An anderer Stelle ruft der Papst zu Solidarität mit Erniedrigten und Ausgebeuteten auf und formuliert: “Lass mich dich in den Leidenden erkennen und die Leidenden in dir, denn du bist gegenwärtig in denen, die ihrer Würde beraubt sind, in denen, die dir gleich, aus Überheblichkeit und Ungerechtigkeit gedemütigt werden, durch unfaire Gewinne, die in allgemeiner Gleichgültigkeit auf.”
Mit Nachdruck wendet sich er Papst gegen eine bloß innerliche Frömmigkeit ohne Hilfe für die Armen. So heißt es in dem Text: “Du willst kein steriles Gebet, (…) denn Reden ist einfach, aber liebe ich dich dann auch wirklich in den Armen, die dein verwundetes Fleisch sind? Bete ich für diejenigen, die ihrer Würde beraubt sind? Oder bete ich nur, um meine Bedürfnisse zu decken und mich in Sicherheit zu hüllen?”
Weiter schreibt Franziskus: “Jesus, lass mich dich erkennen und lieben in den ungeborenen und verlassenen Kindern, (…) in den vielen jungen Menschen, die darauf warten, dass jemand ihren Schmerzensschrei hört, (…) in den vielen verlassenen alten Menschen, (…) in den Gefangenen und Einsamen, (…) in den ausgebeuteten und vergessenen Völkern (…).”
Wenig später bittet er darum: “Von dem Glauben, ich bräuchte anderen nicht zu helfen befreie mich! Von einem Kult der Anständigkeit und der Äußerlichkeit befreie mich! Vom Glauben, dass alles in Ordnung ist, wenn es mir gut geht, befreie mich!”
Schließlich ruft der Papst zum Gebet für die verfolgten Christen und für die Einheit der Kirche auf. Wörtlich heißt es: “Halte die Gläubigen in der Gemeinschaft zusammen, hilf uns, geschwisterlich und geduldig zu sein, zusammenzuarbeiten und miteinander unterwegs zu sein; bewahre die Kirche und die Welt im Frieden.”

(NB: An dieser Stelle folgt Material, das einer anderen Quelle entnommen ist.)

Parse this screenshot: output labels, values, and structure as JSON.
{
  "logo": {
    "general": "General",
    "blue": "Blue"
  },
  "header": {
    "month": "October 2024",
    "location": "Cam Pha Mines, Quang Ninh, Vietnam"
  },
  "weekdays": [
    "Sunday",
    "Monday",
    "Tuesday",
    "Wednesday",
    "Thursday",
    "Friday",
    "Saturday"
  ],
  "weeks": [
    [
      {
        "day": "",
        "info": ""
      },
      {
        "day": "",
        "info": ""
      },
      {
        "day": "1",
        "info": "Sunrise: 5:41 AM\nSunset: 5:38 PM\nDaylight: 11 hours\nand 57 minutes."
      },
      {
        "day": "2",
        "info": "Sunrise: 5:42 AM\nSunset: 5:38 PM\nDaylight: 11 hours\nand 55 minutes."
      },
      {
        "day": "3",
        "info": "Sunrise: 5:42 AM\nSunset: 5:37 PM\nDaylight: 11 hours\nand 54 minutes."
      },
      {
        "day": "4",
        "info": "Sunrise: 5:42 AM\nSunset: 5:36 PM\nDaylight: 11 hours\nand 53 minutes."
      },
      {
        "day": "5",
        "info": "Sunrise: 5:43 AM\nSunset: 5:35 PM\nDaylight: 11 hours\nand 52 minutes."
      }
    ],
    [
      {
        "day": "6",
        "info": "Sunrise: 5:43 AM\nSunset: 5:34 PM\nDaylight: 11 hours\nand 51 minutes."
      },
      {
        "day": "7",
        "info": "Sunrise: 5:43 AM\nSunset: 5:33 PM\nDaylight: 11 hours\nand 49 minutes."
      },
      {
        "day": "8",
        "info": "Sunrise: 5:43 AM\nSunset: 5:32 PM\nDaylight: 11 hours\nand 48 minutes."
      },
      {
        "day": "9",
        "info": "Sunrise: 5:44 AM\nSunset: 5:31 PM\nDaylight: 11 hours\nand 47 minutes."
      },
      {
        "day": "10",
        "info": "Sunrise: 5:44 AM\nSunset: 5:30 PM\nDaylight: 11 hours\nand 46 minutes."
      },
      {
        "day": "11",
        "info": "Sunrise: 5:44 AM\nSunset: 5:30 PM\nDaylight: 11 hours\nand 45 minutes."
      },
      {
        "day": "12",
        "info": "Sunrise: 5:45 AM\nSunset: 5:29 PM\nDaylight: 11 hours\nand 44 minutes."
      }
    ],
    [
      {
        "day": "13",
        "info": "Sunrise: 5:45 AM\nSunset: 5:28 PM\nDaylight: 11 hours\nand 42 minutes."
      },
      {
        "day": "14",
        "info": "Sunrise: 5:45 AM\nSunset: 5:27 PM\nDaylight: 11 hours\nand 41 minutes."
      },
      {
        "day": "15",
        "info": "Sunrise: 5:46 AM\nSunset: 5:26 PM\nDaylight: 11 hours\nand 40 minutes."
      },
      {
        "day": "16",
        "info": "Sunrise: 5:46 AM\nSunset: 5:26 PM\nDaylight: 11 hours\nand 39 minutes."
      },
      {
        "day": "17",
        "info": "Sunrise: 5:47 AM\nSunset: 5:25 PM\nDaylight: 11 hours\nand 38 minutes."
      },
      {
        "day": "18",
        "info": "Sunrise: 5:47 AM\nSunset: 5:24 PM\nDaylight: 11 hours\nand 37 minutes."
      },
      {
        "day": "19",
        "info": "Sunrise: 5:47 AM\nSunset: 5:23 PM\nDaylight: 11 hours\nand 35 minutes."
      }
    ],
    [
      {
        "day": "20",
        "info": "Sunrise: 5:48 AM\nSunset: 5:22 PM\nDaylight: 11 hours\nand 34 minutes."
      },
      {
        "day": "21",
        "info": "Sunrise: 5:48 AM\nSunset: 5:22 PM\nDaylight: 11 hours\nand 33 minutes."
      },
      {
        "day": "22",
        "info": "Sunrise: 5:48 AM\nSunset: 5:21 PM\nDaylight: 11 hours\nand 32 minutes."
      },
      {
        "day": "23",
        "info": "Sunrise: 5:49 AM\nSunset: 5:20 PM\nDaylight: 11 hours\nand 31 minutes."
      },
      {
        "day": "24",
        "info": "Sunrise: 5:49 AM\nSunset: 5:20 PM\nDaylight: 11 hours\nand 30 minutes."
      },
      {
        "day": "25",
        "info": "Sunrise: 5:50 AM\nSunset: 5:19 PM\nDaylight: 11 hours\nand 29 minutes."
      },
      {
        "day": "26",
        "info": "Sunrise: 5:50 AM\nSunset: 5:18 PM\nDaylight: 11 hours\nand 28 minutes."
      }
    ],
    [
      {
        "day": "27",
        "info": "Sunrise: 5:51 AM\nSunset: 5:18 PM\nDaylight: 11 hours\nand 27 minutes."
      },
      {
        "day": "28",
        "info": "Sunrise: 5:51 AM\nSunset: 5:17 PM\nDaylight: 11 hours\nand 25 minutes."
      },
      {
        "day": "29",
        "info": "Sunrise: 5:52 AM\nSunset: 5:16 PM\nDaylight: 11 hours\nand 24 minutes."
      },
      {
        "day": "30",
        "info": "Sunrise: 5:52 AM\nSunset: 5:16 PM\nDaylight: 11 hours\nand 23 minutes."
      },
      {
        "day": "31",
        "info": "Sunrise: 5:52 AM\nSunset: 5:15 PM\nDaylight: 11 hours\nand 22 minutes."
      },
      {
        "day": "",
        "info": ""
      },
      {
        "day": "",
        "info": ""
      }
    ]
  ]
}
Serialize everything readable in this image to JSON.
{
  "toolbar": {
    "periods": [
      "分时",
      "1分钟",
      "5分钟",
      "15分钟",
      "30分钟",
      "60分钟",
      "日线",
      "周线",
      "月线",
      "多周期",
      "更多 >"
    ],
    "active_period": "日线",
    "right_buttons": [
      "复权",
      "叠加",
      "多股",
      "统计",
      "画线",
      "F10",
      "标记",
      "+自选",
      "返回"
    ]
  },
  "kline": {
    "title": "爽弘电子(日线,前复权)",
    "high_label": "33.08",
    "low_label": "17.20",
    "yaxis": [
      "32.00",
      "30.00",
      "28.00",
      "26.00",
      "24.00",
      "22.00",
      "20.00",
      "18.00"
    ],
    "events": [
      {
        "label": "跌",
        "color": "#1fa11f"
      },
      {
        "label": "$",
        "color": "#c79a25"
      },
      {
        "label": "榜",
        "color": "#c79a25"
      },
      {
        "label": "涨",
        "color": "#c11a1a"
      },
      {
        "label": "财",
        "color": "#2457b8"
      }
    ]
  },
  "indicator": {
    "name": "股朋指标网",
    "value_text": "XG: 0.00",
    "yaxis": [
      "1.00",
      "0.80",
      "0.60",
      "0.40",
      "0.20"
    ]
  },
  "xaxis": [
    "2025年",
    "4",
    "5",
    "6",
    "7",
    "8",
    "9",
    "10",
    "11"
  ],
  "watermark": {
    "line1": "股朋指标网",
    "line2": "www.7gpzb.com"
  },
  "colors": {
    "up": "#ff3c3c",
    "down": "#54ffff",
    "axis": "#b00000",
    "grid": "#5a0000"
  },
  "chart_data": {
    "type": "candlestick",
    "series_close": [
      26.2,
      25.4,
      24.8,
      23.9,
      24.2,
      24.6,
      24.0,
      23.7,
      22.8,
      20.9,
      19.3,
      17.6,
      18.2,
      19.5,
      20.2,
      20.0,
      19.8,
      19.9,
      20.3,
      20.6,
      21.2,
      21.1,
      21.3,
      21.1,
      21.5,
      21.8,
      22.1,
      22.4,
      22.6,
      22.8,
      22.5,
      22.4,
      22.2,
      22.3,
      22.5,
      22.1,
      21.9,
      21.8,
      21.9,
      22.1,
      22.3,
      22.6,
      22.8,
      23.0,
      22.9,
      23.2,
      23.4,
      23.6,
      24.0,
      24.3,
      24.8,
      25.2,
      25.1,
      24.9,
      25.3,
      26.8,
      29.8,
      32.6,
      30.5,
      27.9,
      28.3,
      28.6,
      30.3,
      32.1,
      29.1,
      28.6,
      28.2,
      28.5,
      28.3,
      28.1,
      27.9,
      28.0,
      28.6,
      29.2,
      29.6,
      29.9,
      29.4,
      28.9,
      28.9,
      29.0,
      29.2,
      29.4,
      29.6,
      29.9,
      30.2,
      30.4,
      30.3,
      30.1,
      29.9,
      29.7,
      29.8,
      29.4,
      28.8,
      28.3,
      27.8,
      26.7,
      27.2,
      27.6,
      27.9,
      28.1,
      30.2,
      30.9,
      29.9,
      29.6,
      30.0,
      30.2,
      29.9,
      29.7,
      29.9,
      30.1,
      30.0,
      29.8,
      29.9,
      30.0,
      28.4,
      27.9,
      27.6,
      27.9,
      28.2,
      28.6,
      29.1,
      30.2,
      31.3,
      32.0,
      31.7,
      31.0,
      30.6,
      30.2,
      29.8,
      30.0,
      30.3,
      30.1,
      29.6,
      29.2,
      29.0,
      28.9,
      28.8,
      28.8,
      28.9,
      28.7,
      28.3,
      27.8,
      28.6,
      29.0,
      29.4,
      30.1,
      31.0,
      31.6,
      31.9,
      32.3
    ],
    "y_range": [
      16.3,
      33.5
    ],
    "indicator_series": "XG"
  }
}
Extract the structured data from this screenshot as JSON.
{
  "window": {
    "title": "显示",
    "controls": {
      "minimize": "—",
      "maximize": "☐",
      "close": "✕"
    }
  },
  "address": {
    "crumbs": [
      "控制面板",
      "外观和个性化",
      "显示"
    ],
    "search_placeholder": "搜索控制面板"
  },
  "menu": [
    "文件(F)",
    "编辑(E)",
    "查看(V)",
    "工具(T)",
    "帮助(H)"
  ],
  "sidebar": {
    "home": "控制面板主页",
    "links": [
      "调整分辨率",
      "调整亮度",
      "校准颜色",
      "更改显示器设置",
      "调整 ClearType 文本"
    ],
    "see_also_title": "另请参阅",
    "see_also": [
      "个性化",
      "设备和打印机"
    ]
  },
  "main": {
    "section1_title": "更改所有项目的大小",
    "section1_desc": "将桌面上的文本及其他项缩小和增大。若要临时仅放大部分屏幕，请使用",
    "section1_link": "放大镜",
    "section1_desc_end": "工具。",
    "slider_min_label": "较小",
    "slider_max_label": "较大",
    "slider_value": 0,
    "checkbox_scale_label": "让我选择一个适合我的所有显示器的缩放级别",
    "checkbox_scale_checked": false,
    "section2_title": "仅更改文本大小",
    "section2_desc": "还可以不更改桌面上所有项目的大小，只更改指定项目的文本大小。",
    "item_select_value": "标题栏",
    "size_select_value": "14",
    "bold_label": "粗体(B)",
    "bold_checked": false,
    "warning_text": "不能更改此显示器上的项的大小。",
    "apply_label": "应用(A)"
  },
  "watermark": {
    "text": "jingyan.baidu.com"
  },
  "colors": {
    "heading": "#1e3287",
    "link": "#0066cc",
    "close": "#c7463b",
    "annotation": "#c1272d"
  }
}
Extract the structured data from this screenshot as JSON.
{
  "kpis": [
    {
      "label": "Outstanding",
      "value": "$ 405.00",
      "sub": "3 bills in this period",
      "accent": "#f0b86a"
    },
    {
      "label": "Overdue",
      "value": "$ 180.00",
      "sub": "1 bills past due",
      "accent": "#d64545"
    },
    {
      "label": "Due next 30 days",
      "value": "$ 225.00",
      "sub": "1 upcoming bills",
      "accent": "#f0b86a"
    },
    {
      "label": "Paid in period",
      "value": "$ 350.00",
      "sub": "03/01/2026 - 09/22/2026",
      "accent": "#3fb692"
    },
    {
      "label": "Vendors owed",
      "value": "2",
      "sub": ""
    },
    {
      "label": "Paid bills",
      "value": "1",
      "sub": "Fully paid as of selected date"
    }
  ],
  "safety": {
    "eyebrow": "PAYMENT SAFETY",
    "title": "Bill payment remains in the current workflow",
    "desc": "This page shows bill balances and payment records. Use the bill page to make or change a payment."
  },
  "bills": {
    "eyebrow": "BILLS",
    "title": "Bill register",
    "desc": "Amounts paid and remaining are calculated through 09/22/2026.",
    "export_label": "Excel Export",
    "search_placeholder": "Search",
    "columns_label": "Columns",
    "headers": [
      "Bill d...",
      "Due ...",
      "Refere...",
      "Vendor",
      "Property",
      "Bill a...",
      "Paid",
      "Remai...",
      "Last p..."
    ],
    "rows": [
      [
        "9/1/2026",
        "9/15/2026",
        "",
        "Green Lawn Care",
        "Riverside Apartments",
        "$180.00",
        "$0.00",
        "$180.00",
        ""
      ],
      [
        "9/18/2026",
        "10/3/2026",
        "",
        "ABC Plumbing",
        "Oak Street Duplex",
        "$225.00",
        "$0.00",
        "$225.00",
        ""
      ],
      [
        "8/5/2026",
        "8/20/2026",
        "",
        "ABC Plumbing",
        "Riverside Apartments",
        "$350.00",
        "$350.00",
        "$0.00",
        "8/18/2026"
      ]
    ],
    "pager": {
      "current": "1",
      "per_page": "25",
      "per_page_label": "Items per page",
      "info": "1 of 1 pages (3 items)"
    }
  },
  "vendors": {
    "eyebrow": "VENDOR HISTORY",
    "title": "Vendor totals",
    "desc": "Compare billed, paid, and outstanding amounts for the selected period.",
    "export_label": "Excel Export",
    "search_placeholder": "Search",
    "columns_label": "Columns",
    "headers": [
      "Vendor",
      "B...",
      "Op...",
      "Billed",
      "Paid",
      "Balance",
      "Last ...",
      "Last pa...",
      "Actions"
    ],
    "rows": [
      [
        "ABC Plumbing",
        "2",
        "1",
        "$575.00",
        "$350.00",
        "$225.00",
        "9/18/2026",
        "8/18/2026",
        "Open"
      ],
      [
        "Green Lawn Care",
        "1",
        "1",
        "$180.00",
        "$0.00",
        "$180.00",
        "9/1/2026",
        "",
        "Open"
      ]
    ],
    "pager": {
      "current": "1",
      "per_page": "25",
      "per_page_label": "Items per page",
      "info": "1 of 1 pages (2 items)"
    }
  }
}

In früheren Jahren hatten verschiedene Autoren die Kreuzwegs-Meditationen verfasst. Der letzte Papst, der eigenhändig eine Kreuzwegandacht verfasste, war Johannes Paul II. im Jahr 2000. Vor dem Kreuzweg steht am Nachmittag die Karfreitagsliturgie mit dem Papst im Petersdom auf dem Programm.